El Marco de referencia europeo proporciona una base común para la elaboración de programas de lenguas, orientaciones curriculares, exámenes, manuales, etcétera, en toda Europa. Describe de forma integradora lo que tienen que aprender a hacer los estudiantes de lenguas con el fin de utilizar una lengua para comunicarse, así como los conocimientos y destrezas que tienen que desarrollar para poder actuar de manera eficaz. La descripción también comprende el contexto cultural donde se sitúa la lengua. El Marco de referencia define, asimismo, niveles de dominio de la lengua que permiten comprobar el progreso de los alumnos en cada fase del aprendizaje y a lo largo de su vida.

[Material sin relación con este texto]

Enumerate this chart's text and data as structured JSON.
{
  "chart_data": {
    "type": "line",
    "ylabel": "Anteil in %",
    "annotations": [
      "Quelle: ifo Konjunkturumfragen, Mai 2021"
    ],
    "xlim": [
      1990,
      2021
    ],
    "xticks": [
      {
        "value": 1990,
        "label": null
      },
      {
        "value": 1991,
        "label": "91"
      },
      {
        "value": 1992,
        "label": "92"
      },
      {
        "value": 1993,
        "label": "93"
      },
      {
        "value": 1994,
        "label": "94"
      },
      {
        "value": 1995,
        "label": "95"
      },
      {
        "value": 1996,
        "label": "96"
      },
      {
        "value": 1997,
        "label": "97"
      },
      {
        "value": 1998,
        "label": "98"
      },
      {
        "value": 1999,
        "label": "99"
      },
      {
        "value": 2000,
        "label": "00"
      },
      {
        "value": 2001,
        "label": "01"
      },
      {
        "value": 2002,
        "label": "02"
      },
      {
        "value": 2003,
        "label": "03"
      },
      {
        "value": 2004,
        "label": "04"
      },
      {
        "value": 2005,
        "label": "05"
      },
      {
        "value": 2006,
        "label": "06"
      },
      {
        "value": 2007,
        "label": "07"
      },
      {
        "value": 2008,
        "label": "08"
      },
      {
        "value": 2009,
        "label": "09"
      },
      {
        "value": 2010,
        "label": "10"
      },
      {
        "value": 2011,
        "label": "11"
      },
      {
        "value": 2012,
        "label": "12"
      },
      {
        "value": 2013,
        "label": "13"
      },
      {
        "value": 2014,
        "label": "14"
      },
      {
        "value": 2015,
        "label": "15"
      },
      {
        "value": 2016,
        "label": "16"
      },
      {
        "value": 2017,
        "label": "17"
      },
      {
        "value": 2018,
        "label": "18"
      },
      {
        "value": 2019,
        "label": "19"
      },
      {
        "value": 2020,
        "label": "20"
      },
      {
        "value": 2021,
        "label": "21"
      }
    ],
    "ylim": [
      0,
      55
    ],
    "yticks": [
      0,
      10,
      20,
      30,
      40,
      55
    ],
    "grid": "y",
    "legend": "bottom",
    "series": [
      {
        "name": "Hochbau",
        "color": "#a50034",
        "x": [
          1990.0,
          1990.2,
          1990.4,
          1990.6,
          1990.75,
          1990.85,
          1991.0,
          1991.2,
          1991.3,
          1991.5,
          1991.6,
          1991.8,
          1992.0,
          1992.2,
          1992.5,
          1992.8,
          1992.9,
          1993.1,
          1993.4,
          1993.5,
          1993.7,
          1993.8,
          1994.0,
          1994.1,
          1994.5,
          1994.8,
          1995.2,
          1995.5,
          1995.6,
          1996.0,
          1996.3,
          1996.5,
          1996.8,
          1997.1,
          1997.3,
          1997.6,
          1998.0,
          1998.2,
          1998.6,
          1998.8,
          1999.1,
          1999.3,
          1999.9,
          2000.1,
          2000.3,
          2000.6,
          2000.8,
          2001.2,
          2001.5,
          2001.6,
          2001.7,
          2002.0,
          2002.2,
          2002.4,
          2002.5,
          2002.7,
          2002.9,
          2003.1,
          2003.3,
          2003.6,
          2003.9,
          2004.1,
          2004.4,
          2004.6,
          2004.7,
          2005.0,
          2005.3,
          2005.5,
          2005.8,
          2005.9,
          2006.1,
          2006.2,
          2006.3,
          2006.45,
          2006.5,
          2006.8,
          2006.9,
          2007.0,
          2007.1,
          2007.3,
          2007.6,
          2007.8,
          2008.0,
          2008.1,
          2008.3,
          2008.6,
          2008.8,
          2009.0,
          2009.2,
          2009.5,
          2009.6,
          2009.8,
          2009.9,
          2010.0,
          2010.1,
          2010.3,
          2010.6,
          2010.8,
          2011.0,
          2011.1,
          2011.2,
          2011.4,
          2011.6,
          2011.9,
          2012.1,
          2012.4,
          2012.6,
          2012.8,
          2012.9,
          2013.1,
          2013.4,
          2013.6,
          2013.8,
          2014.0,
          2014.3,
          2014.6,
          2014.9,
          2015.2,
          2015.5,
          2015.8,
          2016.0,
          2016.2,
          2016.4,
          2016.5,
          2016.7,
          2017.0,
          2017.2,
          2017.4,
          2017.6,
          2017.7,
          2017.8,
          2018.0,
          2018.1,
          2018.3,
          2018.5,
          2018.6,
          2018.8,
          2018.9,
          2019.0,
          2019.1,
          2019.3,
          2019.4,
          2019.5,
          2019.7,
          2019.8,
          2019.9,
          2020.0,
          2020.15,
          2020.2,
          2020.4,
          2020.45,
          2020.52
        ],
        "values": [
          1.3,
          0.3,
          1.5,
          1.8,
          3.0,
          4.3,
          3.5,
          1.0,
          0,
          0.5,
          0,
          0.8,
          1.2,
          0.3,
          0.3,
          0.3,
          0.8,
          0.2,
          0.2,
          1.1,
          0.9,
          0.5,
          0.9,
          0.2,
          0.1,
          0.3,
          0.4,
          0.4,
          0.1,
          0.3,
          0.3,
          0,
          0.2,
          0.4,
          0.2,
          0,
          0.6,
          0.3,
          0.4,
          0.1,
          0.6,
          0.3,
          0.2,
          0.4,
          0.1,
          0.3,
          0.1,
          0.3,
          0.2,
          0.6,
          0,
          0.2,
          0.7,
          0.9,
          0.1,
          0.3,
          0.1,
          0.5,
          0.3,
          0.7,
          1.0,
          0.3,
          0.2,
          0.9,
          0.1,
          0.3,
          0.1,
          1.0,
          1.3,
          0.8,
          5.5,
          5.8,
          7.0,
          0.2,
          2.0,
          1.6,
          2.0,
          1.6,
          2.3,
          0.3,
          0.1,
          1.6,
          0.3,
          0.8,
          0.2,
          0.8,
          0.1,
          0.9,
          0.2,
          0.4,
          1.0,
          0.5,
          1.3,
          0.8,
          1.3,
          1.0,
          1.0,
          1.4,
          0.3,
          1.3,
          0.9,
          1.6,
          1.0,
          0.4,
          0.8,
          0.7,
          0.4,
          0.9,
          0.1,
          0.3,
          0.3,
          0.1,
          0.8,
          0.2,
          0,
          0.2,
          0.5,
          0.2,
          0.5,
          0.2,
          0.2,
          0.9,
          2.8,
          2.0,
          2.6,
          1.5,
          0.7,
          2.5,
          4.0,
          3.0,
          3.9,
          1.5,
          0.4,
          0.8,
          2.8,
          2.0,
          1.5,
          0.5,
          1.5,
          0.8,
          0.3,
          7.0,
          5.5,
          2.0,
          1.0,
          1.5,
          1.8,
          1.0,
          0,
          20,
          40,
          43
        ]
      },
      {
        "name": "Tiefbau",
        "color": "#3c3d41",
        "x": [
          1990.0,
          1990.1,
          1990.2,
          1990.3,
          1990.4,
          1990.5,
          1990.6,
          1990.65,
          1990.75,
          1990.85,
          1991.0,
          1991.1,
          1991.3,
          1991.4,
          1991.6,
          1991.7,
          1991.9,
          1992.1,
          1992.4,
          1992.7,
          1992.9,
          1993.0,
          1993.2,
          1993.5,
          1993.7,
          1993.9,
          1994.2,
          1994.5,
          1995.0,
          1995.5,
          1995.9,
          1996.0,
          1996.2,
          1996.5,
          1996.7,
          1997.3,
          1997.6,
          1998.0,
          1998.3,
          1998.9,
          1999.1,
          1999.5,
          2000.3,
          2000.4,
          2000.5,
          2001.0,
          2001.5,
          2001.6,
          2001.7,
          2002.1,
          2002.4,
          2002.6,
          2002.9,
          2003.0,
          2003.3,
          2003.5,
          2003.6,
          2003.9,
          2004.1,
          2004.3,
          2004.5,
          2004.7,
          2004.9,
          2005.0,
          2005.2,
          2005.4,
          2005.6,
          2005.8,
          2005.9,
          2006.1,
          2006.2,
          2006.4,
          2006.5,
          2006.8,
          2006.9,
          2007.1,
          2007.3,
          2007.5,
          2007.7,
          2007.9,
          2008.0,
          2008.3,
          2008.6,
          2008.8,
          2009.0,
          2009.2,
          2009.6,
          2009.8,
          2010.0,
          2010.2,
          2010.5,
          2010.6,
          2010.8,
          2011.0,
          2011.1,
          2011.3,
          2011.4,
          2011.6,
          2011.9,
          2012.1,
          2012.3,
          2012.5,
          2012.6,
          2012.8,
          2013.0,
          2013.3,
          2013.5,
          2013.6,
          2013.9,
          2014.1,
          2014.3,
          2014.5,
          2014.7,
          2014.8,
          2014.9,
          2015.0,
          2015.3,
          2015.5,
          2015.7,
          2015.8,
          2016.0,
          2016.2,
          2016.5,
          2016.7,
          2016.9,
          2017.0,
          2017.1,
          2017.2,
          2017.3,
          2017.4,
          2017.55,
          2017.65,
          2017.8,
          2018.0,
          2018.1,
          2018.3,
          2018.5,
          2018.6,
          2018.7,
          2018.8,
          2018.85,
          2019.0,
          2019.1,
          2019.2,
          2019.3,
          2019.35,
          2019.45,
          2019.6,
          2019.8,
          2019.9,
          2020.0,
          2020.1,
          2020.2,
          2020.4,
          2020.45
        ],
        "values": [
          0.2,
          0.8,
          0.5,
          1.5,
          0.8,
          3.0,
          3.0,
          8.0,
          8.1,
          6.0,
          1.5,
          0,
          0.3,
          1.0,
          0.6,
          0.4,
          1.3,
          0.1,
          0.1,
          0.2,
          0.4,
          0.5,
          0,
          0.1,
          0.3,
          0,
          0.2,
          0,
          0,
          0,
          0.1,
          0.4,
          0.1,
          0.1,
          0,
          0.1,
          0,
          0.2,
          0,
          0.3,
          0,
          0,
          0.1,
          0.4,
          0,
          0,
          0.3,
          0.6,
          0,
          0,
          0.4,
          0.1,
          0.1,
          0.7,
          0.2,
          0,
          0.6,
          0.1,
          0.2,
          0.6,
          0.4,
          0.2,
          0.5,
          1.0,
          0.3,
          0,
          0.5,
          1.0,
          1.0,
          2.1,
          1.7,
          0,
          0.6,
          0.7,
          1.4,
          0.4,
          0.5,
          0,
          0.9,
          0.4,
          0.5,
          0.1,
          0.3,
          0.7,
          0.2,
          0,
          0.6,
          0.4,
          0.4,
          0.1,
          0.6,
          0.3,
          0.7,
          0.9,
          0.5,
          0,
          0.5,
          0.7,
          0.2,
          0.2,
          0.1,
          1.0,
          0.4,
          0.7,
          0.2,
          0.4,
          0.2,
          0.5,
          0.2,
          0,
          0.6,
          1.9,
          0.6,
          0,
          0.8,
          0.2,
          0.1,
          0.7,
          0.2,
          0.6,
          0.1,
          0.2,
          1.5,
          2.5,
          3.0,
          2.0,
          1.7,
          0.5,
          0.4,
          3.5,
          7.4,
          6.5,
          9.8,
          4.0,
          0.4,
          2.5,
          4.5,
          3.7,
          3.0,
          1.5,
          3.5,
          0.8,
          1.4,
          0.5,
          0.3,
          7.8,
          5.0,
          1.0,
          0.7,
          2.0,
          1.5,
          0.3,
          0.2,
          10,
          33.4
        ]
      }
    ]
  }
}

Se pretende que el Marco de referencia venza las barreras producidas por los distintos sistemas educativos europeos que limitan la comunicación entre los profesionales que trabajan en el campo de las lenguas modernas. El Marco proporciona a los administradores educativos, a los diseñadores de cursos, a los profesores, a los formadores de profesores, a las entidades examinadoras, etc., los medios adecuados para que reflexionen sobre su propia práctica, con el fin de ubicar y coordinar sus esfuerzos y asegurar que estos satisfagan las necesidades de sus alumnos.
Al ofrecer una base común para la descripción explícita de los objetivos, los contenidos y la metodología, el Marco de referencia favorece la transparencia de los cursos, los programas y las titulaciones, fomentando de esta forma la cooperación internacional en el campo de las lenguas modernas. La presentación de criterios objetivos que describan el dominio de la lengua facilitará el reconocimiento mutuo de las titulaciones obtenidas en distintos contextos de aprendizaje y, consecuentemente, contribuirá a la movilidad en Europa.
El carácter taxonómico del Marco de referencia supone inevitablemente el intento de abarcar la gran complejidad del lenguaje humano, dividiendo la competencia comunicativa en componentes separados. Esto hace que nos enfrentemos a problemas psicológicos y pedagógicos de cierta envergadura. La comunicación apela al ser humano en su totalidad; las competencias separadas y clasificadas en esta obra interactúan de manera compleja en el desarrollo de la personalidad única de cada individuo. Como agente social, cada individuo establece relaciones con un amplio conjunto de grupos sociales superpuestos, que unidos definen la identidad. En un enfoque intercultural, uno de los objetivos fundamentales de la educación en la lengua es el impulso del desarrollo favorable de la personalidad del alumno y de su sentimiento de identidad, como respuesta a la enriquecedora experiencia que supone enfrentarse a lo diferente en los ámbitos de la lengua y de la cultura. Corresponde a los profesores y a los alumnos la tarea de reintegrar todas las partes en una totalidad que se desarrolle de manera fructífera.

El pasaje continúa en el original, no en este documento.